Yet another report suggests that Apple is cutting production volumes of the iPhone X. The price of the phone is probably to blame.
Since launch, consumers I've talked to have always called it the "$1,000 iPhone." It costs even more if you want storage, and friends I've spoken with have suggested they've either settled on the cheaper iPhone 8 or iPhone 8 Plus, or are waiting to see what Apple does next year instead.
It's bizarre, since it's the best iPhone I've ever used.
If the reports of production slashing are true, perhaps people don't see enough value in iPhone X — and its features like Face ID, a new OLED display or fancier cameras — to pay $1,000 or more.

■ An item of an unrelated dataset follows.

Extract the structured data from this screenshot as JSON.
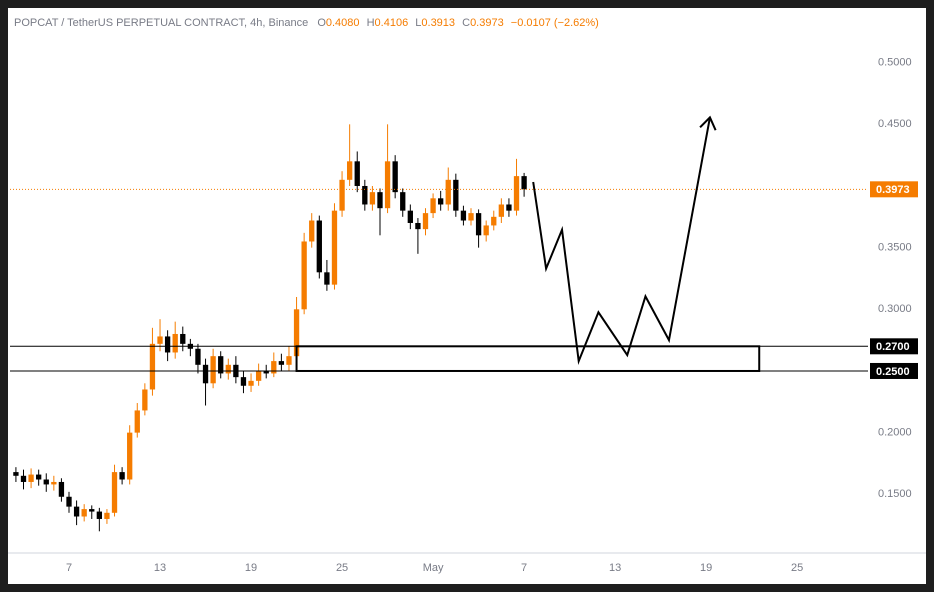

I think they're worth the extra money, but I'm also the CNBC gadget writer and not an everyday consumer.
A tad more interesting: A separate report from earlier this week said Apple hasn't changed its iPhone 8 production forecast, which suggests that Apple rightly predicted those sales but expected the iPhone X to be much more popular than it is.
The proof may have been in the pudding, too. Apple announced during its Dec. earnings this week that sales of the iPhone were down over the same period last year, though the average sale price increased.
Perhaps Apple should have cut the cost of the phone by, say, $50 or $100. A $900 or $950 iPhone doesn't have such a scary-sounding ring as the "$1,000" iPhone, does it? Maybe then customers would have been more excited to pick one up.